Prendre acte
De cet élan qui soudain bourgeonne, pousse, enfle et s'impose.
La terre.
Ce qu'elle concentre.
Entre les lignes abruptes de la ville, la verticalité des habitats d'après-guerre, les trottoirs étroits, les routes encombrées d'usages, l'urbanisme sauvage, dense, contrasté, les miroirs vitrés face à la mer, la recherche du bleu et de ses reflets dorés jusqu'à l'éblouissement.
La terre occupe encore le terrain.
Elle est délaissée pourtant, en bordure, dans les marges de la ville. Là où le geste urbain témoigne de cette relation désormais impensée à la terre, du processus d’éloignement : la terre en décors, sa végétation touffue qui avale les tonnes de détritus comme le dessous du lit d’une chambre d’adolescent.e. La terre comme potentialité d’extension urbaine, comme zone à construire, comme zone à densifier pour que circule encore et plus l’humanité aux prises d’une danse de Saint Guy dont la viralité démente nous tétanise.
Des hommes et des femmes, une poignée, ont fait ce choix de travailler avec la terre, engageant cette coopération intime, viscérale et transformatrice, élancés en sachant et en ne sachant rien.
Car c’est un chemin qui s’éprouve, dans le dur et la joie brutale du quotidien.
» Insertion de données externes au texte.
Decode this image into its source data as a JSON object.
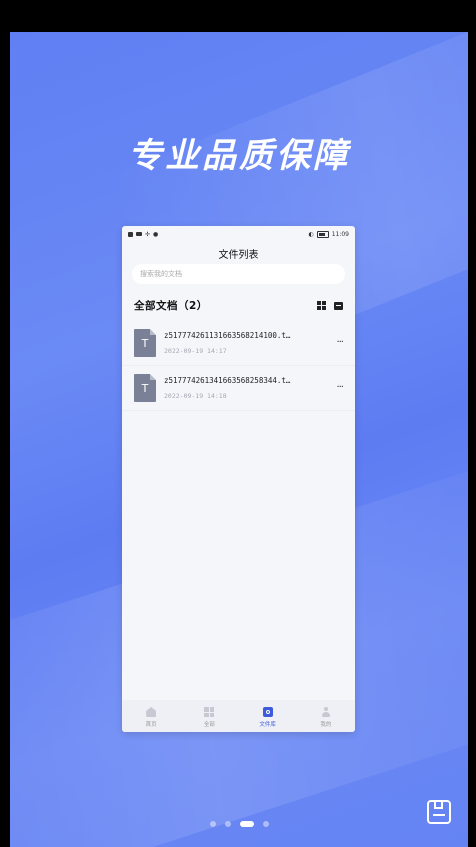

Les corps se modèlent dans la tension et la répétition des gestes, l’investissement est total et ne se compte déjà plus pareil.
La terre a un boulier à soi qu’elle emploie en virtuose de l’espace et du temps.
Des hommes et des femmes, donc, seul.es ou en collectif, cultivent le lopin.
Les observer à la lisière du champ, comme l’hippopotame immergé dans le fleuve embrasse du regard le tremblement de la libellule et du nénuphar, prendre acte de cet élan qui soudain bourgeonne, pousse, enfle et s'impose, être là, en passeur délicat et saisir ce qu’il advient.
Texte de Claire Moreau pour ce travail en cours documentant les fermes urbaines de la cité phocéenne.